KNN uses a distance metric, such as Euclidean or Manhattan distance, to determine the similarity between data points. During the prediction phase, the algorithm calculates the distance between the new data point and all training examples, selects the K closest neighbors, and makes a prediction based on the majority class or average value of these neighbors. KNN is simple and easy to implement, but it can be computationally expensive and sensitive to irrelevant features.
- If K is too small, the algorithm may be too sensitive to outliers.
- If K is too large, the algorithm may not be able to capture the underlying patterns in the data.
TD_KNN supports classification, regression, and neighbors model types. For classification, the category of the test data is based on a majority vote among the k nearest neighbors. For regression, the test data is assigned a score based on the mean similarity from its neighbors. For neighbors, the function returns the nearest neighbors.

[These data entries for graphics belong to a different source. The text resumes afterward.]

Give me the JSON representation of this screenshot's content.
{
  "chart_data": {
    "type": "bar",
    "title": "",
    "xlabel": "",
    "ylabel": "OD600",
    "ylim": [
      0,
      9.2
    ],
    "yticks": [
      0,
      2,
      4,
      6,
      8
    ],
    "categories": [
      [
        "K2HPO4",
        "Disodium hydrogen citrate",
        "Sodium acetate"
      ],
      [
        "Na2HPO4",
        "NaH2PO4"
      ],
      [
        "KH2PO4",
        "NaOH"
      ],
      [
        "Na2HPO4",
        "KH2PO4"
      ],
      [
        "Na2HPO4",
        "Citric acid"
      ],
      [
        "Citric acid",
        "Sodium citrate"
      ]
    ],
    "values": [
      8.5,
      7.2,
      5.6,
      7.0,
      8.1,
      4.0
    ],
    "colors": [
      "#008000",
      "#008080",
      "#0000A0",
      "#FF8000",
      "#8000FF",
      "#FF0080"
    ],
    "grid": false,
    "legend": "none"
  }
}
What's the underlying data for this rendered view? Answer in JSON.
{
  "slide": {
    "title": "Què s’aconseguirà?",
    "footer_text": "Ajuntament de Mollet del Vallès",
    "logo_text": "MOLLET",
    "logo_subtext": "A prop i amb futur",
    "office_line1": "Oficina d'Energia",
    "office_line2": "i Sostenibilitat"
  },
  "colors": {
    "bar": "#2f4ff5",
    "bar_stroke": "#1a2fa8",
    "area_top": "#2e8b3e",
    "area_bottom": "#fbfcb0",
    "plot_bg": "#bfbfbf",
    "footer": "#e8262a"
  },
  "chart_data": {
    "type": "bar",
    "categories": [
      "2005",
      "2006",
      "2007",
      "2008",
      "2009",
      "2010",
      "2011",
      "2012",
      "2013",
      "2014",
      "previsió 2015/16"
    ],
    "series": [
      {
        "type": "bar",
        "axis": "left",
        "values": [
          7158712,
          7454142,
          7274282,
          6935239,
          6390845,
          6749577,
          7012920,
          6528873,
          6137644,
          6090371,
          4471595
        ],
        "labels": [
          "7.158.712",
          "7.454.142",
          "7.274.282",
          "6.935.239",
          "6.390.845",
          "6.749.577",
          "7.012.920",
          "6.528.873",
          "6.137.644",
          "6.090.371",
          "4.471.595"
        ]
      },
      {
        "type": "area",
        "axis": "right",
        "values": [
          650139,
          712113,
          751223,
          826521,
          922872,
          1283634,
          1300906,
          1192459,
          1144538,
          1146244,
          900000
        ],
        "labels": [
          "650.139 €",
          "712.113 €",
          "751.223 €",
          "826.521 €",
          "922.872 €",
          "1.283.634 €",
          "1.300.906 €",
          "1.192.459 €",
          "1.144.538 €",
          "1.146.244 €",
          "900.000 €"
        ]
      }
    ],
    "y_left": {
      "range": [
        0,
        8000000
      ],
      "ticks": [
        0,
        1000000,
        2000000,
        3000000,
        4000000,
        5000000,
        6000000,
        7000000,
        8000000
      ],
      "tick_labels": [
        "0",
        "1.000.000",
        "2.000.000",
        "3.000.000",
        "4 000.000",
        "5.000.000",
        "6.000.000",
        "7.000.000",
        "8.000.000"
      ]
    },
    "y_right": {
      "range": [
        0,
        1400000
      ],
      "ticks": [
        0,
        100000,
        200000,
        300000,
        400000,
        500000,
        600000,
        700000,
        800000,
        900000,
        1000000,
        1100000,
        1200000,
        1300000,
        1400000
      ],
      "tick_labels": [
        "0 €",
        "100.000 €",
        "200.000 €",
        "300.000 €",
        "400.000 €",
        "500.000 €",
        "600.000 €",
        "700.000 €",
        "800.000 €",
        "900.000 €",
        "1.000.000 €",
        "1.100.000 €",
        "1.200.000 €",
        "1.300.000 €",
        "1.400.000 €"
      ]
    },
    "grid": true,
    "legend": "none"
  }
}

The function supports up to 2018 features and 1000 labels for the classification model type.
The function internally calls the TD_VectorDistance function, where the computation complexity is O(N2), where N is the number of rows. Therefore, the query may run significantly longer as the number of rows increases in either the training table or the test table. In such cases, alternative algorithms such as decision trees, random forests, or neural networks may be more appropriate.